Do the Bots Have a Blue Bias? – BCB #66
Also: Unraveling the mind of the misinformer, and funeral directors are in; insurance salespeople out
Do large language models have liberal political opinions?
A recent paper tests ChatGPT by asking it to impersonate political figures, and finds “a significant and systematic political bias toward the Democrats in the US, Lula in Brazil, and the Labour Party in the UK.“
A number of computer scientists are skeptical of this result, writing
chatbots expressing opinions on multiple choice questions isn’t that practically significant, because this is not how users interact with them. To the extent that the political bias of chatbots is worth worrying about, it’s because they might nudge users in one or the other direction during open-ended conversation.
and even more suspiciously,
it turns out that the finding is an artifact of the order in which the model is asked about the average Democrat’s and the average Republican’s positions. When the order is flipped, its “opinions” agree with Republicans most of the time.
However, previous work comparing the opinions of several large language models to Americans’ survey responses (though they didn’t test ChatGPT itself) showed that the bots most often agreed with the opinions of highly educated liberals making over $100k per year. A January test of ChatGPT on multiple political quizzes found that “14 out of 15 different political orientation tests diagnose ChatGPT answers to their questions as exhibiting a clear preference to provide left-leaning viewpoints.” A test of more than a dozen models gives left-ish results for many models, though some like Meta’s LLaMA are perhaps right-leaning and Google’s BERT models tend to be somewhat more authoritarian than libertarian.
OpenAI denies any deliberate leaning, calling these biases “bugs, not features.” Yet language models can pick up political tendencies at multiple stages, including initial training from masses of text and subsequent fine-tuning based on feedback from human raters.
This could be a serious issue. As David Rozado notes,
Widely used AI language models with political biases embedded in them can be leveraged as a powerful instrument for social control. Ethical AI systems should try to not favor some political beliefs over others on largely normative questions that cannot be adjudicated with empirical data. Most definitely, AI systems should not pretend to be providing neutral and factual information while displaying clear political bias.
Society is both shaping and being shaped by AI, but we have a choice in how these models are constructed. The challenge is that people will have very different ideas of what “neutrality” means – don’t let the arbitrary center of the plot above fool you. Our hope, of course, is that these systems will be designed with an eye to pluralism and productive disagreement, as opposed to promoting specific political views.
The motivations of intentional misinformers
Most people who share misinformation online do so without realizing it, often driven by content that aligns with their political beliefs and enhances their online presence. However, 14 percent of Americans say they’ve intentionally shared things they know or suspect to be false.
This recent study offers a glimpse into who these intentional sharers are. They tend to:
Source news from social media, especially from unconventional or extreme outlets.
Have “elevated levels of a psychological need for chaos, dark tetrad traits, and paranoia.”
Support QAnon, Proud Boys, White Nationalists, and Vladimir Putin.
Similar to the motivations of those unintentionally sharing misinformation, they’re also motivated by partisanship and likes.
People who create and spread fake news content and highly partisan disinformation online are often motivated by the desire that such posts will “go viral,” attracting attention that will hopefully provide a reliable stream of advertising revenue... Others may do so to discredit political or ideological outgroups, advance their own ideological agenda or that of their partisan ingroup, or simply because they enjoy instigating discord and chaos online.

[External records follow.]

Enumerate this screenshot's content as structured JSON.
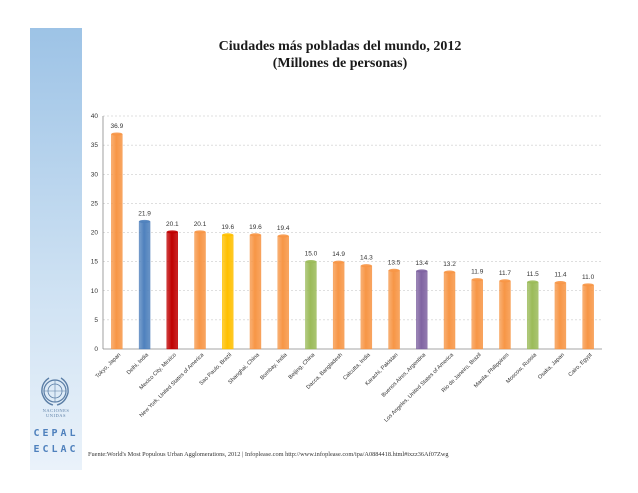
{
  "chart_data": {
    "type": "bar",
    "title": "Ciudades más pobladas del mundo, 2012",
    "subtitle": "(Millones de personas)",
    "categories": [
      "Tokyo, Japan",
      "Delhi, India",
      "Mexico City, Mexico",
      "New York, United States of America",
      "Sao Paulo, Brazil",
      "Shanghai, China",
      "Bombay, India",
      "Beijing, China",
      "Dacca, Bangladesh",
      "Calcutta, India",
      "Karachi, Pakistan",
      "Buenos Aires, Argentina",
      "Los Angeles, United States of America",
      "Rio de Janeiro, Brazil",
      "Manila, Philippines",
      "Moscow, Russia",
      "Osaka, Japan",
      "Cairo, Egypt"
    ],
    "values": [
      36.9,
      21.9,
      20.1,
      20.1,
      19.6,
      19.6,
      19.4,
      15.0,
      14.9,
      14.3,
      13.5,
      13.4,
      13.2,
      11.9,
      11.7,
      11.5,
      11.4,
      11.0
    ],
    "value_labels": [
      "36.9",
      "21.9",
      "20.1",
      "20.1",
      "19.6",
      "19.6",
      "19.4",
      "15.0",
      "14.9",
      "14.3",
      "13.5",
      "13.4",
      "13.2",
      "11.9",
      "11.7",
      "11.5",
      "11.4",
      "11.0"
    ],
    "bar_colors": [
      "#f79646",
      "#4f81bd",
      "#c00000",
      "#f79646",
      "#ffc000",
      "#f79646",
      "#f79646",
      "#9bbb59",
      "#f79646",
      "#f79646",
      "#f79646",
      "#8064a2",
      "#f79646",
      "#f79646",
      "#f79646",
      "#9bbb59",
      "#f79646",
      "#f79646"
    ],
    "yticks": [
      "0",
      "5",
      "10",
      "15",
      "20",
      "25",
      "30",
      "35",
      "40"
    ],
    "ylim": [
      0,
      40
    ],
    "grid": true,
    "legend": false
  },
  "source_text": "Fuente:World's Most Populous Urban Agglomerations, 2012 | Infoplease.com http://www.infoplease.com/ipa/A0884418.html#ixzz36Af07Zwg",
  "logo": {
    "un_text": "NACIONES UNIDAS",
    "cepal": "CEPAL",
    "eclac": "ECLAC"
  }
}
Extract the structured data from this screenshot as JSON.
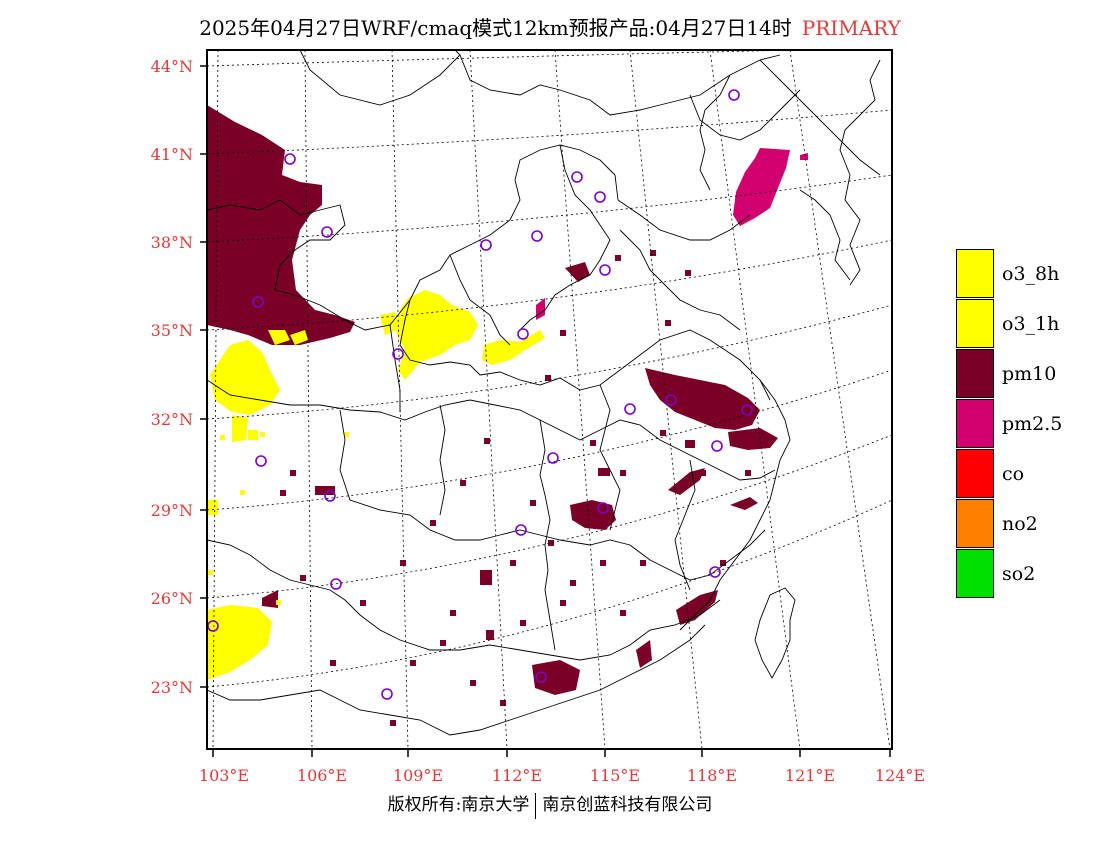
{
  "title": {
    "main": "2025年04月27日WRF/cmaq模式12km预报产品:04月27日14时",
    "tag": "PRIMARY",
    "tag_color": "#e03a3a"
  },
  "map": {
    "lat_labels": [
      "44°N",
      "41°N",
      "38°N",
      "35°N",
      "32°N",
      "29°N",
      "26°N",
      "23°N"
    ],
    "lon_labels": [
      "103°E",
      "106°E",
      "109°E",
      "112°E",
      "115°E",
      "118°E",
      "121°E",
      "124°E"
    ],
    "label_color": "#e03a3a"
  },
  "legend": {
    "items": [
      {
        "label": "o3_8h",
        "color": "#ffff00"
      },
      {
        "label": "o3_1h",
        "color": "#ffff00"
      },
      {
        "label": "pm10",
        "color": "#7b0028"
      },
      {
        "label": "pm2.5",
        "color": "#d1006e"
      },
      {
        "label": "co",
        "color": "#ff0000"
      },
      {
        "label": "no2",
        "color": "#ff7f00"
      },
      {
        "label": "so2",
        "color": "#00e000"
      }
    ]
  },
  "footer": {
    "left": "版权所有:南京大学",
    "right": "南京创蓝科技有限公司"
  }
}
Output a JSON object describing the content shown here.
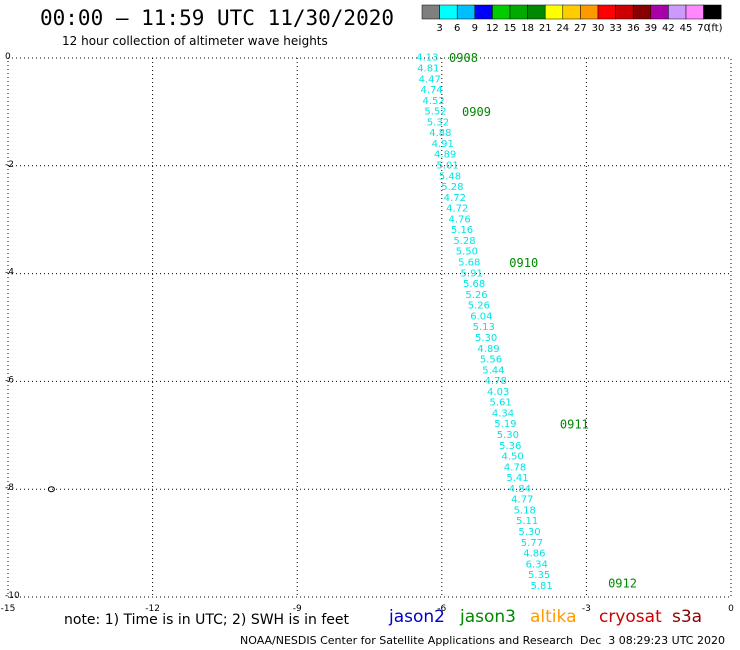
{
  "header": {
    "title": "00:00 – 11:59 UTC 11/30/2020",
    "subtitle": "12 hour collection of altimeter wave heights"
  },
  "color_scale": {
    "labels": [
      "3",
      "6",
      "9",
      "12",
      "15",
      "18",
      "21",
      "24",
      "27",
      "30",
      "33",
      "36",
      "39",
      "42",
      "45",
      "70"
    ],
    "unit": "(ft)",
    "colors": [
      "#7f7f7f",
      "#00ffff",
      "#00bfff",
      "#0000ff",
      "#00cc00",
      "#00aa00",
      "#008800",
      "#ffff00",
      "#ffcc00",
      "#ff9900",
      "#ff0000",
      "#cc0000",
      "#880000",
      "#aa00aa",
      "#cc99ff",
      "#ff88ff",
      "#000000"
    ]
  },
  "footer": {
    "note": "note: 1) Time is in UTC; 2) SWH is in feet",
    "credit": "NOAA/NESDIS Center for Satellite Applications and Research",
    "timestamp": "Dec  3 08:29:23 UTC 2020",
    "satellites": [
      {
        "name": "jason2",
        "color": "#0000cc"
      },
      {
        "name": "jason3",
        "color": "#008800"
      },
      {
        "name": "altika",
        "color": "#ff9900"
      },
      {
        "name": "cryosat",
        "color": "#cc0000"
      },
      {
        "name": "s3a",
        "color": "#8b0000"
      }
    ]
  },
  "chart_data": {
    "type": "scatter",
    "title": "00:00 – 11:59 UTC 11/30/2020",
    "subtitle": "12 hour collection of altimeter wave heights",
    "xlim": [
      -15,
      0
    ],
    "ylim": [
      -10,
      0
    ],
    "x_ticks": [
      -15,
      -12,
      -9,
      -6,
      -3,
      0
    ],
    "y_ticks": [
      0,
      -2,
      -4,
      -6,
      -8,
      -10
    ],
    "grid": true,
    "track_color": "#00e5e5",
    "time_label_color": "#008800",
    "series": [
      {
        "name": "jason3",
        "points": [
          {
            "x": -6.3,
            "y": -0.05,
            "label": "4.13"
          },
          {
            "x": -6.28,
            "y": -0.25,
            "label": "4.81"
          },
          {
            "x": -6.25,
            "y": -0.45,
            "label": "4.47"
          },
          {
            "x": -6.21,
            "y": -0.65,
            "label": "4.74"
          },
          {
            "x": -6.17,
            "y": -0.85,
            "label": "4.52"
          },
          {
            "x": -6.13,
            "y": -1.05,
            "label": "5.52"
          },
          {
            "x": -6.08,
            "y": -1.25,
            "label": "5.32"
          },
          {
            "x": -6.03,
            "y": -1.45,
            "label": "4.88"
          },
          {
            "x": -5.98,
            "y": -1.65,
            "label": "4.91"
          },
          {
            "x": -5.93,
            "y": -1.85,
            "label": "4.89"
          },
          {
            "x": -5.88,
            "y": -2.05,
            "label": "5.01"
          },
          {
            "x": -5.83,
            "y": -2.25,
            "label": "5.48"
          },
          {
            "x": -5.78,
            "y": -2.45,
            "label": "5.28"
          },
          {
            "x": -5.73,
            "y": -2.65,
            "label": "4.72"
          },
          {
            "x": -5.68,
            "y": -2.85,
            "label": "4.72"
          },
          {
            "x": -5.63,
            "y": -3.05,
            "label": "4.76"
          },
          {
            "x": -5.58,
            "y": -3.25,
            "label": "5.16"
          },
          {
            "x": -5.53,
            "y": -3.45,
            "label": "5.28"
          },
          {
            "x": -5.48,
            "y": -3.65,
            "label": "5.50"
          },
          {
            "x": -5.43,
            "y": -3.85,
            "label": "5.68"
          },
          {
            "x": -5.38,
            "y": -4.05,
            "label": "5.91"
          },
          {
            "x": -5.33,
            "y": -4.25,
            "label": "5.68"
          },
          {
            "x": -5.28,
            "y": -4.45,
            "label": "5.26"
          },
          {
            "x": -5.23,
            "y": -4.65,
            "label": "5.26"
          },
          {
            "x": -5.18,
            "y": -4.85,
            "label": "6.04"
          },
          {
            "x": -5.13,
            "y": -5.05,
            "label": "5.13"
          },
          {
            "x": -5.08,
            "y": -5.25,
            "label": "5.30"
          },
          {
            "x": -5.03,
            "y": -5.45,
            "label": "4.89"
          },
          {
            "x": -4.98,
            "y": -5.65,
            "label": "5.56"
          },
          {
            "x": -4.93,
            "y": -5.85,
            "label": "5.44"
          },
          {
            "x": -4.88,
            "y": -6.05,
            "label": "4.78"
          },
          {
            "x": -4.83,
            "y": -6.25,
            "label": "4.03"
          },
          {
            "x": -4.78,
            "y": -6.45,
            "label": "5.61"
          },
          {
            "x": -4.73,
            "y": -6.65,
            "label": "4.34"
          },
          {
            "x": -4.68,
            "y": -6.85,
            "label": "5.19"
          },
          {
            "x": -4.63,
            "y": -7.05,
            "label": "5.30"
          },
          {
            "x": -4.58,
            "y": -7.25,
            "label": "5.36"
          },
          {
            "x": -4.53,
            "y": -7.45,
            "label": "4.50"
          },
          {
            "x": -4.48,
            "y": -7.65,
            "label": "4.78"
          },
          {
            "x": -4.43,
            "y": -7.85,
            "label": "5.41"
          },
          {
            "x": -4.38,
            "y": -8.05,
            "label": "4.84"
          },
          {
            "x": -4.33,
            "y": -8.25,
            "label": "4.77"
          },
          {
            "x": -4.28,
            "y": -8.45,
            "label": "5.18"
          },
          {
            "x": -4.23,
            "y": -8.65,
            "label": "5.11"
          },
          {
            "x": -4.18,
            "y": -8.85,
            "label": "5.30"
          },
          {
            "x": -4.13,
            "y": -9.05,
            "label": "5.77"
          },
          {
            "x": -4.08,
            "y": -9.25,
            "label": "4.86"
          },
          {
            "x": -4.03,
            "y": -9.45,
            "label": "6.34"
          },
          {
            "x": -3.98,
            "y": -9.65,
            "label": "5.35"
          },
          {
            "x": -3.93,
            "y": -9.85,
            "label": "5.81"
          }
        ]
      }
    ],
    "time_labels": [
      {
        "x": -5.85,
        "y": 0.0,
        "label": "0908"
      },
      {
        "x": -5.58,
        "y": -1.0,
        "label": "0909"
      },
      {
        "x": -4.6,
        "y": -3.8,
        "label": "0910"
      },
      {
        "x": -3.55,
        "y": -6.8,
        "label": "0911"
      },
      {
        "x": -2.55,
        "y": -9.75,
        "label": "0912"
      }
    ],
    "markers": [
      {
        "x": -14.1,
        "y": -8.0
      }
    ]
  }
}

Researchers have found that users can better discern truth from falsehoods when asked to slow down and consider, for example by showing accuracy prompts to users before reposting. Unfortunately, these tactics probably won’t deter those intentionally sharing misinformation.
Most but not all professions are trusted by both sides
Finally, there's something people from all political backgrounds can agree on: funeral directors are trustworthy, but we’re skeptical of insurance salespeople. Political scientist Tom Wood's visualization of Gallup’s data from 1976 to 2022 reveals some intriguing insights into cross-party perceptions of vocational honesty and ethics.
Across the board, certain professions like nurses, military officers, and grade school teachers have consistently earned the public's trust. Even police officers consistently received positive evaluations, despite the “Defund the Police” movement popularized among Blue in 2020. On the flip side, car salespeople, telemarketers, and lobbyists have stagnated at the bottom.
There were also evident shifts in trust between 2004 and 2008. Journalists, for instance, became much less trusted by Republicans very quickly. Democrats, on the other hand, soured on business executives around the same time. In more recent times, Democrats' trust in union leaders has grown, while Republicans have consistently stayed in the "red zone" of skepticism.
Our political beliefs might divide us on many fronts. However there's a surprising amount of common ground on who is trustworthy. This suggests that some professions may even serve as depolarizing voices.
Quote of the Week
The polarization in society is actually being reflected in the [large language] models… It has the potential to form a type of vicious cycle.